Diabetic Fruit Drink

Although there are many diet drinks, still drinks can be a problem for the diabetics. Because many drinks contain soda inside. It can cause body fat and problems with stomach. So it is better to prepare your own drink at home. You can stock up fresh fruits in summer and use them in winter to prepare fruit drinks with a fresh taste.


Fruit juice is concentrated fructose & not a good choice for diabetics. Fructose is metabolized by the liver, unlike other sugars. Fruit juice isn't healthy for anyone in quantity.

I'm glad you mentioned that, Gerri. There was a discussion on the JDRF LinkedIn group (click here), and my perception was that most people didn't want to hear the advice that juice and T1D don't play nice.

(I hope the link is viewable; I've never linked to a LinkedIn group discussion before and don't know if it can be seen by everybody).

Afraid I couldn't open the link without being signing in to LinkedIn.

You can Google metabolizing fructose to see exactly how fructose effects blood lipids because it's metabolized by the liver & why fructose is particularly unhealthy in the concentrated form of juice.

I'm T1 also. Your choice to eat/drink whatever you care to. Takes a less insulin to cover a steak & vegetables than it does fruit juice.

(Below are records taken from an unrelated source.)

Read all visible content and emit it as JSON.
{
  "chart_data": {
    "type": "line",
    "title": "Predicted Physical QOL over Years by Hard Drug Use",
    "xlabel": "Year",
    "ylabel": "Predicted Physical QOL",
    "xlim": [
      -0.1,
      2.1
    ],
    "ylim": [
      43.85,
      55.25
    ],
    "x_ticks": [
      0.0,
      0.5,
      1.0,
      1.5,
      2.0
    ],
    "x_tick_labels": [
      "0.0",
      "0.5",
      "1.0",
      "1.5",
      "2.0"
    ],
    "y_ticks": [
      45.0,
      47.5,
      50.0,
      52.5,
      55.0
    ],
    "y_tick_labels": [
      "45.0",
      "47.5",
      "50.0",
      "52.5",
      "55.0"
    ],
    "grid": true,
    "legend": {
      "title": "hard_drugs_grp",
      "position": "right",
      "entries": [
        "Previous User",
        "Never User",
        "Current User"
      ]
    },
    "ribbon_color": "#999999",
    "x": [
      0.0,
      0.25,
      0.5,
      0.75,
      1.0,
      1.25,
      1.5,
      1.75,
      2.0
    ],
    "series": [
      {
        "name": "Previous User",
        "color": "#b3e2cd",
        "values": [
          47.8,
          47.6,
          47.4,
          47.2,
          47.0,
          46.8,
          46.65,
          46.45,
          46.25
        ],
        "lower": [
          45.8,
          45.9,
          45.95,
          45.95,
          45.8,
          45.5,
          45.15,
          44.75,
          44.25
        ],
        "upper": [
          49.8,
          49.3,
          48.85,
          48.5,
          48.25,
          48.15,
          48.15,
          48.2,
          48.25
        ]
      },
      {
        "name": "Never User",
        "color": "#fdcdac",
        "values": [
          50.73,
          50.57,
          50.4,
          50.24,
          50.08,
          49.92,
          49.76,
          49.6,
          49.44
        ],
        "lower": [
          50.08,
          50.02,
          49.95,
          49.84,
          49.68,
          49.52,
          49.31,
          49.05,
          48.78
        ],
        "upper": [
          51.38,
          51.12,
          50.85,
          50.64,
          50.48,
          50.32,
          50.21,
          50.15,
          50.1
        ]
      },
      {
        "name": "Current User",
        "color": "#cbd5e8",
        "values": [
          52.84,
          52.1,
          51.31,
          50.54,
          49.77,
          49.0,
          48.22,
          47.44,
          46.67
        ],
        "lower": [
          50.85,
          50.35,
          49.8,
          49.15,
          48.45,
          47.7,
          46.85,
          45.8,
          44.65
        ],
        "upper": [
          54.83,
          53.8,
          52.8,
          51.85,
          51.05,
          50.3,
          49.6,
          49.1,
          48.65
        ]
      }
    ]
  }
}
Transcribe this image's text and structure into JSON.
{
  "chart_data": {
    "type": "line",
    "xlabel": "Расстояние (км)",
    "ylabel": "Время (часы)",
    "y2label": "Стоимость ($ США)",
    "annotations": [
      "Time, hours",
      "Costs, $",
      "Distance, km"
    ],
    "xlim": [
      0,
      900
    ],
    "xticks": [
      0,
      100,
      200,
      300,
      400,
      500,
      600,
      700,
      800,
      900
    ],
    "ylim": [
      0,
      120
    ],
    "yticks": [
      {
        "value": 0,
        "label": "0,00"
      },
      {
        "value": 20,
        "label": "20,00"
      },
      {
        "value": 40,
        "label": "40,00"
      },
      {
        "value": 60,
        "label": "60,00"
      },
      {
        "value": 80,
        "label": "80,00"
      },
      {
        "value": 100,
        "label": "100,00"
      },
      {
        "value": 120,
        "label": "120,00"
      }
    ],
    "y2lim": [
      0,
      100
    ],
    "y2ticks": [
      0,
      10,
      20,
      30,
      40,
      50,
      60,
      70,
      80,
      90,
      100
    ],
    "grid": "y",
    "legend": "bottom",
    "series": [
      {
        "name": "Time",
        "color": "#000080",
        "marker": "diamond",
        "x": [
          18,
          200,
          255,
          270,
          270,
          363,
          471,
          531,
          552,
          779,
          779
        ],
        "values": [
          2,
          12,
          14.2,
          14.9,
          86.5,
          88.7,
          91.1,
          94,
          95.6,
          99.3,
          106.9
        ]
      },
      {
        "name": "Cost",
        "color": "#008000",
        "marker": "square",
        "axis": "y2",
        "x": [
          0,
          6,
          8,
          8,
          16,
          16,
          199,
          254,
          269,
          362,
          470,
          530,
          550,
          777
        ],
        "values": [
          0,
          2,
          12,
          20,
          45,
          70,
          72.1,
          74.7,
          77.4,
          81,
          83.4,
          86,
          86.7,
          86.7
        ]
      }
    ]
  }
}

I really liked the lecture by Robert Lustig on fructose. I avoid fructose and eat very few fruits. In general, there is a (false) perception that fruits are a source of important human nutrition. For the life of me, I can't figure out why this continues. Fruit is basically sugar and fructose and a few extremely limited vitamins and minerals. No fat, no protein. Almost devoid of nutrition.

Ash24,

Here you go. "Remember that fructose does not stimulate insulin secretion. The hormonal steering of metabolism applies only to that induced by glucose. The excess substrate from fructose is poured into fat synthesis which is stimulated by the insulin released in response to simultaneously consumed glucose. The liver has a huge capacity for the uptake and phosphorylation of fructose. The phosphorylation capability is about twice that of the glucose phosphorylation system. We find large increases in uptake and metabolism of fructose with increased sugar levels in portal blood. In individuals with fructose intolerance we find an increase in fructose-1-phosphate due to the fact that fructokinase activity can exceed that of aldolase B. This special aldolase is required to cleave F-1-P to dihydroxyacetone phosphate and glyceraldehyde. The fructose taken up cannot be stored as such. It is converted to intermediates in glycolysis WHICH COME AFTER THAT ALL-IMPORTANT CONTROL POINT, PHOSPHOFRUCTOKINASE 1. So what? Well, some of that fructose winds up as glycogen and glucose. That is ok; we need glucose in the blood. The rest of the fructose rushes through pyruvate, is transferred to mitochondria, and finally converted to fatty acids and exported from the liver as triglycerides.

From: http://www.medbio.info/Horn/Time%201-2/carbohydrate_metabolism.htm

I agree w/ avoiding fruit too. I'm not a huge fan of it anyway but the concentration of sugar isn't worth it to me. If I'm going to splurge, I figure I want some potato chips or a hamburger or something more horrible than an apple. I drink V8 fairly regularly and that seems to have staved off scurvy for me?

I made the mistake once of thinking V8 was a "free" food (generally carbs in vegetables are insignificant, and this was before I pumped and counted carbs). I'm afraid of the stuff now... I figure it's a lot of slower-acting carbs that will keep hitting me for a long period of time...

I don't think that it's "free" but it has about 1/2-1/3 the carbs that regular juices have. The amount of vitamins on the label on the "Antioxidant blend" stuff is 100% of many nutrients in relatively compact form.

Maybe I should check it out, then. Thanks!